The UN experts complained that Iraq has failed to hold accountable those who were responsible for the more recent disappearances, calling for “investigation and legislation to eradicate this heinous crime.”
It urged Iraqi officialdom to include enforced disappearances as a separate offence in national legislation, given that it currently cannot be prosecuted, also calling for the establishment of a search and investigation strategy for all cases of disappearances, encouraging authorities to “strengthen and enlarge” the scope of forensic investigation.
All detainees need to be registered, said the report, and their relatives duly informed of their whereabouts.

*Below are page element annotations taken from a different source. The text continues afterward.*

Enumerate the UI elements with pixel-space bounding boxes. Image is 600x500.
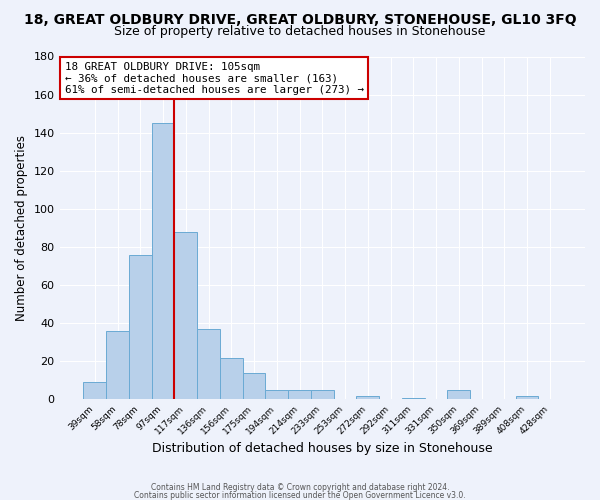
Bar <box>197 329 220 400</box>
Bar <box>311 390 334 400</box>
Bar <box>515 396 538 400</box>
Y-axis label: Number of detached properties: Number of detached properties <box>15 135 28 321</box>
Text: 18 GREAT OLDBURY DRIVE: 105sqm
← 36% of detached houses are smaller (163)
61% of: 18 GREAT OLDBURY DRIVE: 105sqm ← 36% of … <box>65 62 364 95</box>
Text: Size of property relative to detached houses in Stonehouse: Size of property relative to detached ho… <box>115 25 485 38</box>
Bar <box>220 358 242 400</box>
Bar <box>106 331 129 400</box>
Text: Contains public sector information licensed under the Open Government Licence v3: Contains public sector information licen… <box>134 490 466 500</box>
Bar <box>402 398 425 400</box>
Bar <box>448 390 470 400</box>
Bar <box>129 254 152 400</box>
Bar <box>152 123 175 400</box>
Bar <box>288 390 311 400</box>
Bar <box>175 232 197 400</box>
Text: Contains HM Land Registry data © Crown copyright and database right 2024.: Contains HM Land Registry data © Crown c… <box>151 484 449 492</box>
Bar <box>242 373 265 400</box>
Bar <box>83 382 106 400</box>
Bar <box>356 396 379 400</box>
Bar <box>265 390 288 400</box>
Text: 18, GREAT OLDBURY DRIVE, GREAT OLDBURY, STONEHOUSE, GL10 3FQ: 18, GREAT OLDBURY DRIVE, GREAT OLDBURY, … <box>23 12 577 26</box>
X-axis label: Distribution of detached houses by size in Stonehouse: Distribution of detached houses by size … <box>152 442 493 455</box>
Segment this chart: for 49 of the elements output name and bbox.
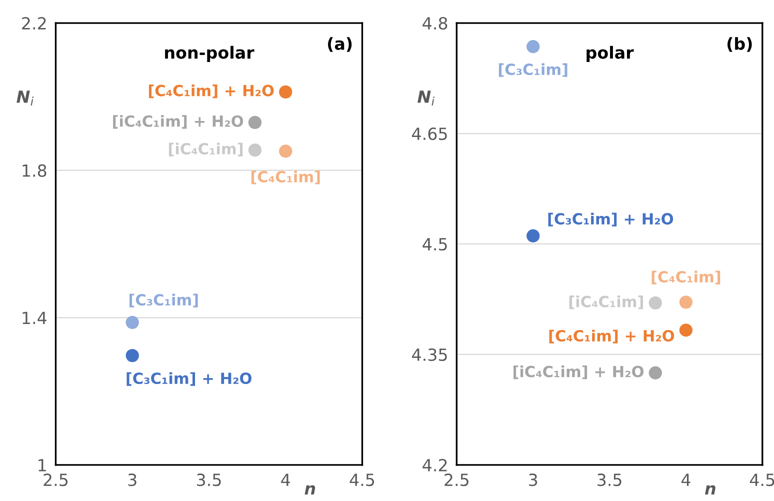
x-tick-label: 4	[281, 474, 290, 486]
y-tick-label: 4.65	[412, 127, 447, 140]
text: non-polar	[165, 46, 254, 62]
x-tick-label: 3	[529, 474, 538, 486]
point	[279, 144, 292, 158]
point	[126, 316, 139, 330]
y-tick-label: 1.4	[22, 312, 46, 324]
point	[679, 296, 693, 309]
point	[248, 144, 262, 157]
series-label: [C₄C₁im]	[652, 270, 720, 284]
series-label: [C₃C₁im]	[130, 294, 198, 308]
y-tick-label: 1	[38, 459, 46, 472]
x-axis-title: n	[704, 485, 716, 495]
series-label: [C₃C₁im] + H₂O	[548, 212, 674, 226]
point	[526, 40, 540, 54]
series-label: [C₃C₁im]	[498, 63, 568, 77]
point	[648, 366, 662, 380]
series-label: [C₄C₁im] + H₂O	[549, 330, 674, 344]
y-tick-label: 1.8	[22, 164, 46, 177]
y-tick-label: 4.2	[422, 458, 447, 472]
x-tick-label: 3.5	[197, 474, 221, 486]
y-axis-title: N$_{i}$	[418, 90, 434, 106]
x-tick-label: 3	[128, 474, 136, 486]
series-label: [iC₄C₁im] + H₂O	[514, 365, 644, 380]
y-tick-label: 2.2	[22, 17, 46, 30]
point	[248, 116, 262, 130]
point	[679, 324, 693, 337]
point	[279, 85, 292, 98]
y-tick-label: 4.5	[422, 238, 447, 251]
y-axis-title: N$_{i}$	[16, 90, 34, 106]
point	[526, 229, 540, 242]
point	[648, 296, 662, 310]
y-tick-label: 4.35	[412, 348, 447, 362]
x-tick-label: 3.5	[598, 474, 622, 486]
series-label: [C₄C₁im]	[251, 170, 320, 184]
x-tick-label: 2.5	[444, 474, 468, 486]
text: polar	[586, 46, 634, 62]
x-tick-label: 4	[681, 474, 690, 486]
point	[126, 348, 139, 362]
y-tick-label: 4.8	[422, 17, 448, 30]
x-tick-label: 4.5	[350, 474, 374, 486]
annotation: (a)	[328, 37, 352, 52]
x-tick-label: 4.5	[750, 474, 774, 486]
series-label: [iC₄C₁im] + H₂O	[113, 115, 244, 129]
series-label: [C₄C₁im] + H₂O	[148, 84, 274, 98]
series-label: [C₃C₁im] + H₂O	[126, 372, 252, 386]
x-tick-label: 2.5	[44, 474, 68, 486]
x-axis-title: n	[304, 485, 316, 495]
annotation: (b)	[727, 37, 752, 52]
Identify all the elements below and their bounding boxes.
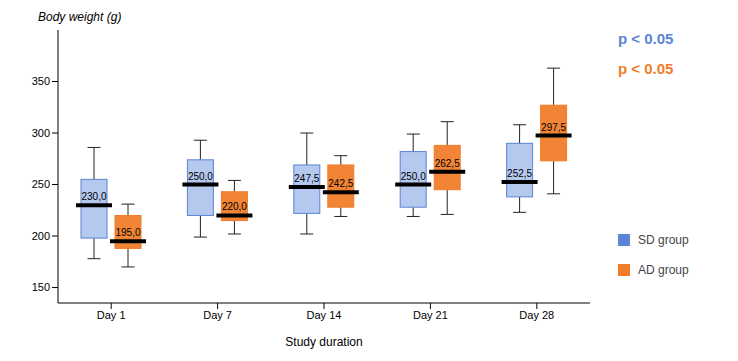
html-text:p < 0.05: p < 0.05 (618, 30, 674, 47)
svg-text:250,0: 250,0 (401, 171, 426, 182)
svg-text:195,0: 195,0 (115, 227, 140, 238)
svg-text:Day 7: Day 7 (203, 309, 232, 321)
svg-text:Study duration: Study duration (285, 335, 362, 349)
svg-text:297,5: 297,5 (541, 122, 566, 133)
svg-text:252,5: 252,5 (507, 168, 532, 179)
svg-text:Day 28: Day 28 (519, 309, 554, 321)
svg-text:247,5: 247,5 (294, 173, 319, 184)
svg-text:250: 250 (32, 178, 50, 190)
svg-text:150: 150 (32, 281, 50, 293)
html-text:AD group: AD group (638, 263, 689, 277)
svg-text:Day 1: Day 1 (97, 309, 126, 321)
html-text:Body weight (g): Body weight (g) (38, 10, 122, 24)
html-text:p < 0.05: p < 0.05 (618, 60, 674, 77)
svg-text:220,0: 220,0 (222, 201, 247, 212)
html-text:SD group: SD group (638, 233, 689, 247)
svg-text:Day 21: Day 21 (413, 309, 448, 321)
svg-text:300: 300 (32, 127, 50, 139)
svg-text:250,0: 250,0 (188, 171, 213, 182)
svg-text:262,5: 262,5 (435, 158, 460, 169)
svg-text:350: 350 (32, 75, 50, 87)
svg-text:242,5: 242,5 (328, 178, 353, 189)
svg-text:Day 14: Day 14 (307, 309, 342, 321)
svg-text:230,0: 230,0 (81, 191, 106, 202)
svg-text:200: 200 (32, 230, 50, 242)
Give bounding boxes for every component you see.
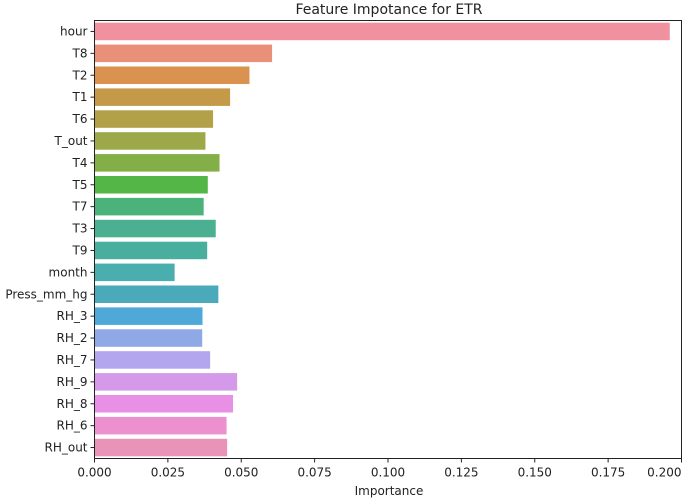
x-tick-label: 0.000 bbox=[77, 466, 111, 480]
bar-rh-6 bbox=[94, 416, 227, 435]
y-tick-label: T1 bbox=[72, 90, 88, 104]
bar-press-mm-hg bbox=[94, 285, 219, 304]
bar-t-out bbox=[94, 132, 206, 150]
bar-t2 bbox=[94, 66, 250, 85]
bar-t7 bbox=[94, 197, 204, 216]
y-tick-label: Press_mm_hg bbox=[5, 287, 87, 301]
y-tick-label: T5 bbox=[72, 178, 88, 192]
bar-rh-7 bbox=[94, 351, 211, 369]
y-tick-label: RH_8 bbox=[57, 397, 88, 411]
x-tick-label: 0.200 bbox=[647, 466, 681, 480]
x-axis-label: Importance bbox=[355, 484, 424, 498]
bar-rh-8 bbox=[94, 394, 234, 413]
bar-t8 bbox=[94, 44, 273, 63]
x-tick-label: 0.100 bbox=[371, 466, 405, 480]
bar-hour bbox=[94, 22, 670, 41]
y-tick-label: T8 bbox=[72, 46, 88, 60]
y-tick-label: RH_6 bbox=[57, 419, 88, 433]
x-tick-label: 0.175 bbox=[591, 466, 625, 480]
y-tick-label: T6 bbox=[72, 112, 88, 126]
x-axis-ticks: 0.000 0.025 0.050 0.075 0.100 0.125 0.150 0.175… bbox=[77, 458, 682, 480]
y-tick-label: RH_2 bbox=[57, 331, 88, 345]
plot-frame bbox=[94, 20, 682, 459]
chart-title: Feature Impotance for ETR bbox=[295, 2, 482, 18]
y-tick-label: hour bbox=[60, 24, 88, 38]
y-tick-label: T3 bbox=[72, 222, 88, 236]
bar-t4 bbox=[94, 154, 220, 172]
bar-rh-out bbox=[94, 438, 228, 457]
x-tick-label: 0.025 bbox=[151, 466, 185, 480]
bar-month bbox=[94, 263, 175, 282]
y-tick-label: RH_9 bbox=[57, 375, 88, 389]
bar-t9 bbox=[94, 241, 208, 260]
y-tick-label: T_out bbox=[54, 134, 88, 148]
bar-t1 bbox=[94, 88, 231, 106]
y-tick-label: RH_out bbox=[44, 441, 87, 455]
bar-rh-2 bbox=[94, 329, 203, 347]
bar-t5 bbox=[94, 175, 208, 194]
y-axis-ticks: hour T8 T2 T1 T6 T_out T4 T5 T7 T3 T9 month Press_mm… bbox=[5, 24, 95, 455]
x-tick-label: 0.075 bbox=[297, 466, 331, 480]
y-tick-label: T9 bbox=[72, 243, 88, 257]
x-tick-label: 0.150 bbox=[518, 466, 552, 480]
y-tick-label: month bbox=[49, 265, 88, 279]
bars-group bbox=[94, 22, 670, 457]
y-tick-label: RH_7 bbox=[57, 353, 88, 367]
bar-t3 bbox=[94, 219, 216, 238]
bar-t6 bbox=[94, 110, 214, 128]
x-tick-label: 0.050 bbox=[224, 466, 258, 480]
y-tick-label: T2 bbox=[72, 68, 88, 82]
y-tick-label: RH_3 bbox=[57, 309, 88, 323]
bar-rh-9 bbox=[94, 373, 238, 391]
x-tick-label: 0.125 bbox=[444, 466, 478, 480]
y-tick-label: T4 bbox=[72, 156, 88, 170]
y-tick-label: T7 bbox=[72, 200, 88, 214]
bar-rh-3 bbox=[94, 307, 203, 325]
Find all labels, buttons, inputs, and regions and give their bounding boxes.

Iraqi officialdom needs to “clarify” persistent “allegations” of secret detention, which the state denies.
Not only do these recommendations condescending, but they are also unreachable. If Iraq were serious about this issue, it could have established proper mechanisms to track and document forced detention since signing the Convention against Enforced Disappearances back in 2010.
It didn’t need ten UN experts to tell it what had to be done, without providing the know-how, the equipment, the money, and the political incentive to go down this track, especially in a country whose wounds remain wide open and have not healed, on any front.
Five Big Waves
According to the report, the one million figure is based on five waves of disappearances since 1968, a year of upheaval that witnessed a bloodless coup bringing Ahmad Hasan Al Bakr to power. It doesn’t say if the disappearances began under Bakr (July-December 1968) or his predecessor, Abdul Rahman Aref.
Bakr was a relative and protégé of Saddam Hussein, who ruled through him from July 1968 until taking over power in July 1978. Again, there is no breakdown of how many people disappeared under Bakr first, then Saddam, leading up to the US-led invasion of 2003.
This of course, witnessed massive disappearances, both in the battles against Iran starting 1980, and in the August 1990 occupation of Kuwait in its subsequent liberation. We also had more disappearances with the Shiite uprising of 1991, and all battles waged against Iraqi Kurds.
These were monumental events in modern Iraqi history, whose disappearance toll might very much have exceeded the UN’s one million benchmark. But we cannot say for sure, given that we have no proper numbers to lean on.
It is strange why the UN report starts in 1968 and not, for example, with the 1963 coup against Abdul Karim Qassem or the 1958 revolt against King Faysal II and members of the Iraqi Royal Family. Both were very bloody and must have whipped up a massive number of disappeared persons, either killed in the mayhem, and/or abducted for being in the wrong place at the wrong time.
The UN report prefers to start with 1968, identifying the second “wave” of disappearance as during the 2003 occupation, when “at least 200,000 Iraqis” were captured by the US military.
The third wave was the one probably better documented than all the rest, pertaining to Daesh period between 2014-2017. Then came the 2018 uprising in Basra, followed by those abducted or taken away during the October 2019 Revolution. These fresher ones, technically, are also easy to document since many are still alive — yet, sadly — so are their abductors, making it more difficult to track them.
In conclusion, the new UN report on Iraq’s disappeared raises more questions than answers, failing to provide a clear path forward for addressing this issue.
— Sami Moubayed is a historian and former Carnegie scholar. He is also author of Under the Black Flag: At the frontier of the New Jihad.